Supplies are booming thanks to the outlook for record harvests in India and Thailand, the world’s No. 2 exporter. The glut has already sent futures in New York to the lowest since September 2015, and hedge funds are gearing up for more losses. The investors are holding the biggest net-short position, or bets on declining prices, in six weeks.
Citigroup Inc. expects a global surplus of 11.1 million metric tons this season, Aakash Doshi, a New York-based analyst, said in a March 13 report. The bank raised its outlook about 2.8 percent from a February projection, citing gains in Asian production. The excess would be big enough to almost satisfy a full year’s worth of demand in the U.S., government data show.
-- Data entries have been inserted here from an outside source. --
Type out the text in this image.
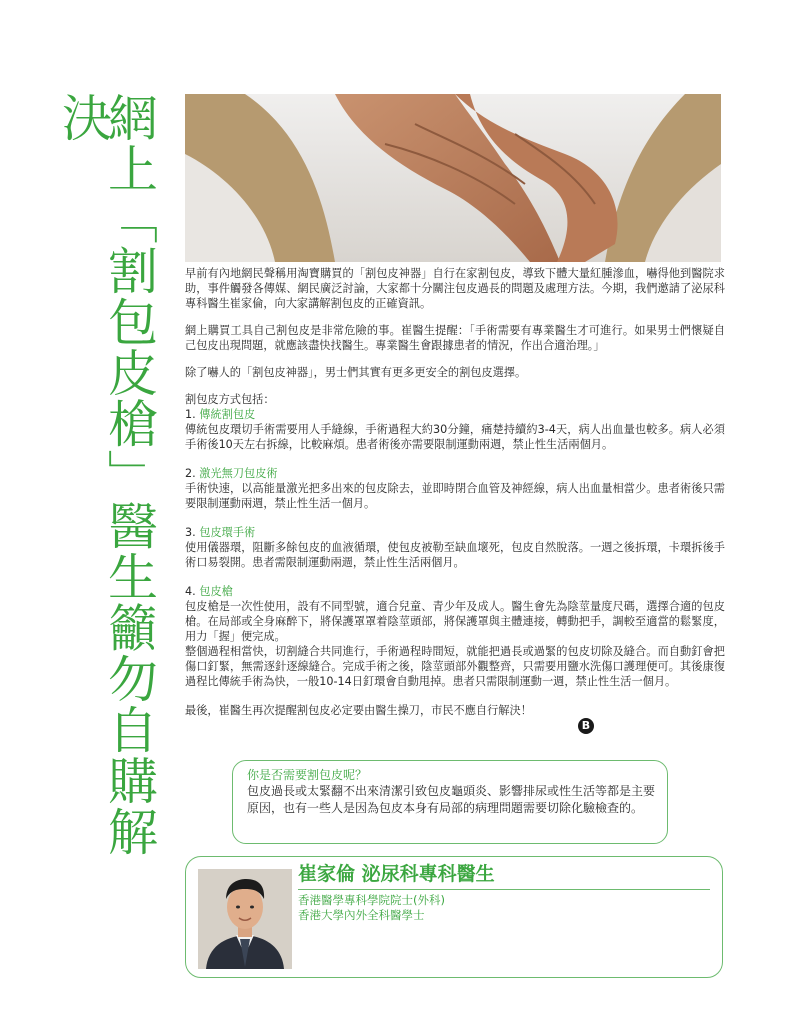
網上「割包皮槍」醫生籲勿自購解決

早前有內地網民聲稱用淘寶購買的「割包皮神器」自行在家割包皮，導致下體大量紅腫滲血，嚇得他到醫院求助，事件觸發各傳媒、網民廣泛討論，大家都十分關注包皮過長的問題及處理方法。今期，我們邀請了泌尿科專科醫生崔家倫，向大家講解割包皮的正確資訊。

網上購買工具自己割包皮是非常危險的事。崔醫生提醒：「手術需要有專業醫生才可進行。如果男士們懷疑自己包皮出現問題，就應該盡快找醫生。專業醫生會跟據患者的情況，作出合適治理。」

除了嚇人的「割包皮神器」，男士們其實有更多更安全的割包皮選擇。

割包皮方式包括：
1. 傳統割包皮
傳統包皮環切手術需要用人手縫線，手術過程大約30分鐘，痛楚持續約3-4天，病人出血量也較多。病人必須手術後10天左右拆線，比較麻煩。患者術後亦需要限制運動兩週，禁止性生活兩個月。
2. 激光無刀包皮術
手術快速，以高能量激光把多出來的包皮除去，並即時閉合血管及神經線，病人出血量相當少。患者術後只需要限制運動兩週，禁止性生活一個月。
3. 包皮環手術
使用儀器環，阻斷多餘包皮的血液循環，使包皮被勒至缺血壞死，包皮自然脫落。一週之後拆環，卡環拆後手術口易裂開。患者需限制運動兩週，禁止性生活兩個月。
4. 包皮槍
包皮槍是一次性使用，設有不同型號，適合兒童、青少年及成人。醫生會先為陰莖量度尺碼，選擇合適的包皮槍。在局部或全身麻醉下，將保護罩罩着陰莖頭部，將保護罩與主體連接，轉動把手，調較至適當的鬆緊度，用力「握」便完成。
整個過程相當快，切割縫合共同進行，手術過程時間短，就能把過長或過緊的包皮切除及縫合。而自動釘會把傷口釘緊，無需逐針逐線縫合。完成手術之後，陰莖頭部外觀整齊，只需要用鹽水洗傷口護理便可。其後康復過程比傳統手術為快，一般10-14日釘環會自動甩掉。患者只需限制運動一週，禁止性生活一個月。
最後，崔醫生再次提醒割包皮必定要由醫生操刀，市民不應自行解決！
B
你是否需要割包皮呢？
包皮過長或太緊翻不出來清潔引致包皮龜頭炎、影響排尿或性生活等都是主要原因，也有一些人是因為包皮本身有局部的病理問題需要切除化驗檢查的。
崔家倫 泌尿科專科醫生
香港醫學專科學院院士(外科)
香港大學內外全科醫學士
Given the current fundamentals, the price “is not going to improve right back,” said Donald Selkin, the New York-based chief market strategist at Newbridge Securities Corp., which has $2 billion under management. Without a big shift in demand or unexpected weather issues for crops, the oversupply probably will linger, he said.
Raw-sugar futures are down 18 percent this year to 12.46 cents a pound as of 10:32 a.m. in New York. That’s the biggest loss among the 22 components of the Bloomberg Commodity Index.
Funds are positioning for more losses. In the week ended March 13, money managers increased net-bearish holdings by 33 percent to 141,659 futures and options, Commodity Futures Trading Commission data showed Friday. The figure measures the difference between bets on a price decline and wagers on a rise.
Some oversupply stems from government subsidies to farmers in key producing countries, James Cassidy, global head of sugar derivatives for Societe Generale SA in New York, said in a telephone interview.
In India, a government-price setting program is sparking overproduction as Uttar Pradesh and Maharashtra, the largest cane-growing states, announced higher prices for the crop, M. Manickam, chairman of processor Sakthi Sugars Ltd., said in an interview with BloombergQuint this month.
In the current supply environment, “it’s not inconceivable” for prices to drop to 10 cents, SocGen’s Cassidy said. That would be a decline of 21 percent from Friday’s close.
One positive for bulls: Lower production in Brazil is tempering the glut prospects for next year. With soaring ethanol prices amid strong demand, the country’s mills are diverting more cane to make the biofuel. The nation is the No. 1 sugar grower and exporter.